Medeniyeti maddi, kültürü ise ahlaki değerlere tekabül eden olgular olarak gören Topçu, teknolojinin, bilimsel bir zaruretin sonucu olduğuna dikkat çeker ve teknolojiyi oluşturan bilim kültürel unsurlardan biri olduğu için, Medeniyeti de “kültürün doğurduğu bir olgu” olarak kabul eder.
***
Ben, burada kültür ve medeniyet kavramlarını daha fazla irdelemek isterdim. Lâkin, Konya Kültür ve Turizm Müdürlüğü’nde bir değişim görüldü. Kültüre ve kültürel değerlere önem veren ve kendisi istemediği halde Konya kültür ve turizmine 8-9 yıl hizmet veren Doç. Dr.
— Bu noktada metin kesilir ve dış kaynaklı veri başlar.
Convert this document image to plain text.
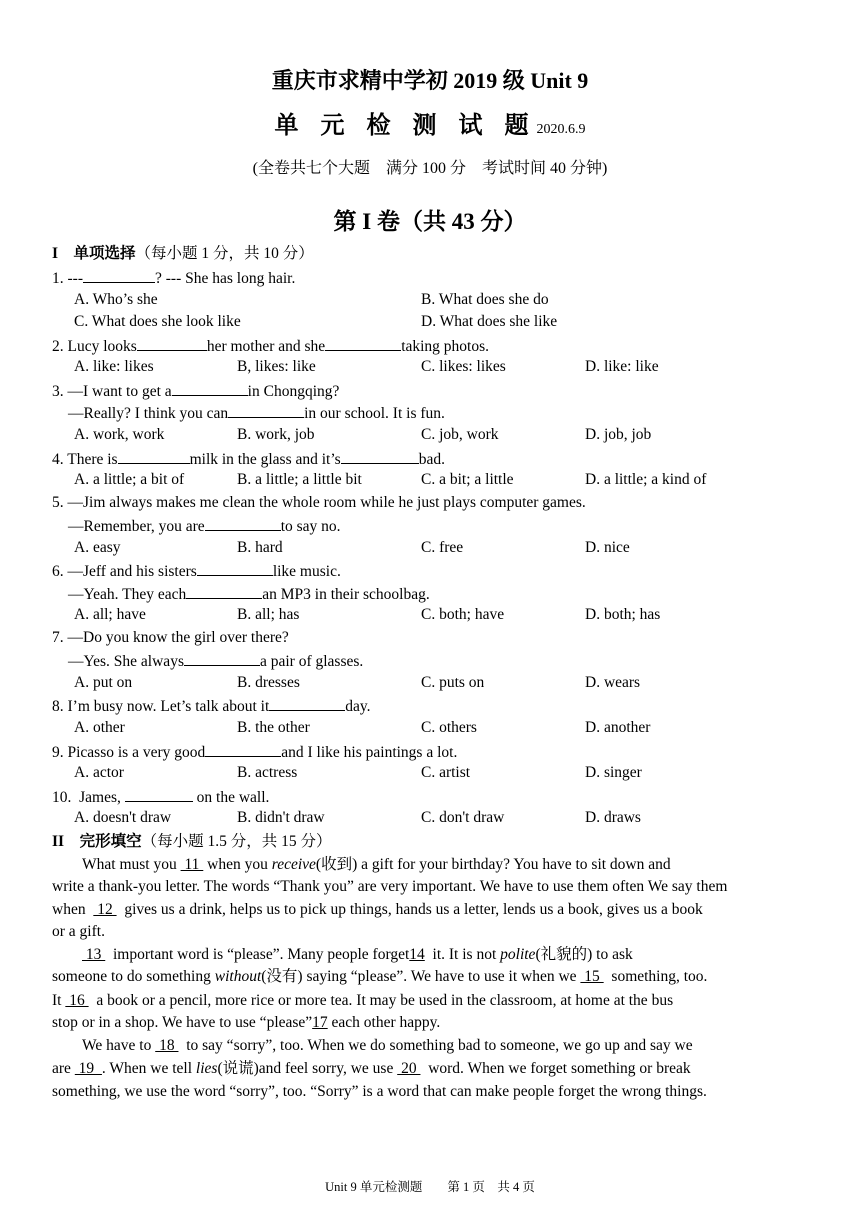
重庆市求精中学初 2019 级 Unit 9
单 元 检 测 试 题2020.6.9
(全卷共七个大题　满分 100 分　考试时间 40 分钟)
第 I 卷（共 43 分）
I　单项选择（每小题 1 分，共 10 分）
1. ---	? --- She has long hair.
A. Who’s she	B. What does she do
C. What does she look like	D. What does she like
2. Lucy looks	her mother and she	taking photos.
A. like: likes	B, likes: like	C. likes: likes	D. like: like
3. —I want to get a	in Chongqing?
—Really? I think you can	in our school. It is fun.
A. work, work	B. work, job	C. job, work	D. job, job
4. There is	milk in the glass and it’s	bad.
A. a little; a bit of	B. a little; a little bit	C. a bit; a little	D. a little; a kind of
5. —Jim always makes me clean the whole room while he just plays computer games.
—Remember, you are	to say no.
A. easy	B. hard	C. free	D. nice
6. —Jeff and his sisters	like music.
—Yeah. They each	an MP3 in their schoolbag.
A. all; have	B. all; has	C. both; have	D. both; has
7. —Do you know the girl over there?
—Yes. She always	a pair of glasses.
A. put on	B. dresses	C. puts on	D. wears
8. I’m busy now. Let’s talk about it	day.
A. other	B. the other	C. others	D. another
9. Picasso is a very good	and I like his paintings a lot.
A. actor	B. actress	C. artist	D. singer
10.  James,	on the wall.
A. doesn't draw	B. didn't draw	C. don't draw	D. draws
II　完形填空（每小题 1.5 分，共 15 分）
What must you  11  when you receive(收到) a gift for your birthday? You have to sit down and
write a thank-you letter. The words “Thank you” are very important. We have to use them often We say them
when   12   gives us a drink, helps us to pick up things, hands us a letter, lends us a book, gives us a book
or a gift.
13   important word is “please”. Many people forget14  it. It is not polite(礼貌的) to ask
someone to do something without(没有) saying “please”. We have to use it when we  15   something, too.
It  16   a book or a pencil, more rice or more tea. It may be used in the classroom, at home at the bus
stop or in a shop. We have to use “please”17 each other happy.
We have to  18   to say “sorry”, too. When we do something bad to someone, we go up and say we
are  19  . When we tell lies(说谎)and feel sorry, we use  20   word. When we forget something or break
something, we use the word “sorry”, too. “Sorry” is a word that can make people forget the wrong things.
Unit 9 单元检测题　　第 1 页　共 4 页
Mustafa Çıpan’ın boşalttığı makama; ikinci kez imam-hatip kökenli Abdüssettar Yarar’ın görevlendirilmesi, tartışmaları da beraberinde getiriyor.
AZİZİM DİYOR Kİ…
Bir yerde “iade-i itibar” olarak değerlendirilebilecek Konya Kültür ve Turizm Müdürlüğü koltuğuna ikinci kez oturan Abdüssettar Yarar’a, hayırlı olsun dileklerimle birlikte evrensel Konya kültürü ile medeniyetimize yapacağı hizmetlerde başarılar diliyorum.